La Seconde Guerre mondiale constitue pour les pêcheurs arcachonnais une rude période. Non pas sur le plan économique car les affaires marchent très bien pour les Pêcheries de l’Océan, la Société de Gérance maritime ou Cameleyre-Frères, comme le raconte Michel Boyé. Elles font enregistrer onze unités nouvelles entre 1940 et 1942. Une autre pêcherie, de création plus récente, l’APMA, acquiert en 1942, quatre chalutiers. Enfin, de petites sociétés d’armement ou des armateurs particuliers achètent ou font construire dix-neuf chalutiers, dundees ou sardiniers, entre 1941 et 1943. Par contre, avec les dangers de la guerre, les pêcheurs embarqués sur les chalutiers arcachonnais payent un lourd tribut à la guerre.
Jean-Philippe Dubourg, président d’honneur du Comité local des Pêches, écrit à ce sujet : « La plus grande partie des chalutiers des trois Sociétés est réquisitionnée. Quelques unités seulement restent en exploitation pour le ravitaillement de la population. Il convient de rappeler le courage avec lequel les marins arcachonnais ont accompli leur mission journalière, au milieu des mines qui, draguées par le chalut, éclatent souvent pendant le remorquage de l’engin de pêche. Parfois même, ces mines sont rapportées dans la poche du filet, masquées par le poisson et vidées avec lui sur le pont ». C’est ainsi que près de cent cinquante hommes d’équipage, embarqués sur treize bateaux, disparaissent dans le golfe de Gascogne, entre 1942 et 1944. La Société Cameleyre perd corps et biens, le “Vincent Cameleyre”, le “René Cameleyre”, le « Jules-Pierre” et la “Princesse Marie-José”. Ces deux derniers, bombardés par la RAF ainsi que le bateau de pêche italien “Le Baleina”, allié aux Allemands, qui les accompagne, le 16 janvier 1942. Les vingt-six marins arcachonnais disparaissent, le mousse Pierre Stéphan, a quinze ans.

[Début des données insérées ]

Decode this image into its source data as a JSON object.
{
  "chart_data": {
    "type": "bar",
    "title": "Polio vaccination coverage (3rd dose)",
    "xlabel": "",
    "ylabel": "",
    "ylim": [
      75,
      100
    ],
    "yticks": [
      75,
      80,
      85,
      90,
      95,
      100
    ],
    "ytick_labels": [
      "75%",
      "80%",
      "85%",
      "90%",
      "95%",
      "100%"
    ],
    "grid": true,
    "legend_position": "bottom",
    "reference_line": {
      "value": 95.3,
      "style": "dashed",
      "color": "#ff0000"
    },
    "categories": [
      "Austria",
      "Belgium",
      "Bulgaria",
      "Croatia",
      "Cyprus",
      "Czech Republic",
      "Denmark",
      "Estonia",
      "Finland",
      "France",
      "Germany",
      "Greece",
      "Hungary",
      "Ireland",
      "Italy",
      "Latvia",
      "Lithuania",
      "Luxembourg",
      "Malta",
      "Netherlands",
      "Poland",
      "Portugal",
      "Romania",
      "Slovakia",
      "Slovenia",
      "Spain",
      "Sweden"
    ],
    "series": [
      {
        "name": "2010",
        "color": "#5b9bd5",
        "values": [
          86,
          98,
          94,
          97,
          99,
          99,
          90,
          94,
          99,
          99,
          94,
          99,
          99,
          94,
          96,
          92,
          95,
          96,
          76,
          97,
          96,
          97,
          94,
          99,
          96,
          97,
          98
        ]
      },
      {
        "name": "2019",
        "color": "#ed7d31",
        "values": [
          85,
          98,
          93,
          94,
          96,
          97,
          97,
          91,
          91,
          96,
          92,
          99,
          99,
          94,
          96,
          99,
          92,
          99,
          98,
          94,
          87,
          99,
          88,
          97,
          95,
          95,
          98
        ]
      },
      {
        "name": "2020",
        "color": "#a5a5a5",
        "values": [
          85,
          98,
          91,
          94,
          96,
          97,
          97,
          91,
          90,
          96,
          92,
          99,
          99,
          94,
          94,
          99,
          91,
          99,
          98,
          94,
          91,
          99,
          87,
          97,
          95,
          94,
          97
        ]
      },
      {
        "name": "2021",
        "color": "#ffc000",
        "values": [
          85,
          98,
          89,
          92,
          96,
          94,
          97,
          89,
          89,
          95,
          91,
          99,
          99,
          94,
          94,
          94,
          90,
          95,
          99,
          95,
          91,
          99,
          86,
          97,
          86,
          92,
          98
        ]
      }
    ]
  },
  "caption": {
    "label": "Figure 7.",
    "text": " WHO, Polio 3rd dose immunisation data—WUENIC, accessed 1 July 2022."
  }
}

Ce bombardement déchaîne la colère de l’abbé de Lanauze, curé de Saint-Ferdinand qui, lors de la cérémonie religieuse, devant de nombreuses personnalités locales et départementales, s’écrie : « Cette odieuse agression des aviateurs de la Royal Air Force, commise en dépit des lois élémentaires d’humanité, plonge aujourd’hui tout un quartier dans l’affliction et laisse trente-quatre orphelins ». Le gouvernement s’empresse d’envoyer une aide financière, tout en fustigeant ce « crime anglo-saxon ». Il s’agit, en fait, de l’exploitation politique d’un tragique événement. Michel Boyé a découvert des documents qui donnent la véritable cause de ce drame. Effectivement, des renseignements de la Résistance locale, parvenus à Londres, indiquent une certaine collusion entre des chalutiers réquisitionnés et la marine allemande. Par exemple, le 21 septembre 1940, une lettre de la Société Cameleyre reconnaît que son chalutier le “Vincent-Cameleyre” a prêté son concours au transport d’une partie de l’équipage d’un navire de guerre allemand de la haute mer vers Arcachon. Nouvelle lettre du 25 août 1942, des mêmes, au commandant des troupes d’occupation en France. Ils « demandent une faveur, eu égard à notre action vis à vis des autorités occupantes depuis le début de leur séjour (!) en France, puisque nous collaborons en leur fournissant des conserves de poissons ou de sardines, du poisson frais ou fumé, destinés à la marine, (…) en réparant les navires de guerre allemands ».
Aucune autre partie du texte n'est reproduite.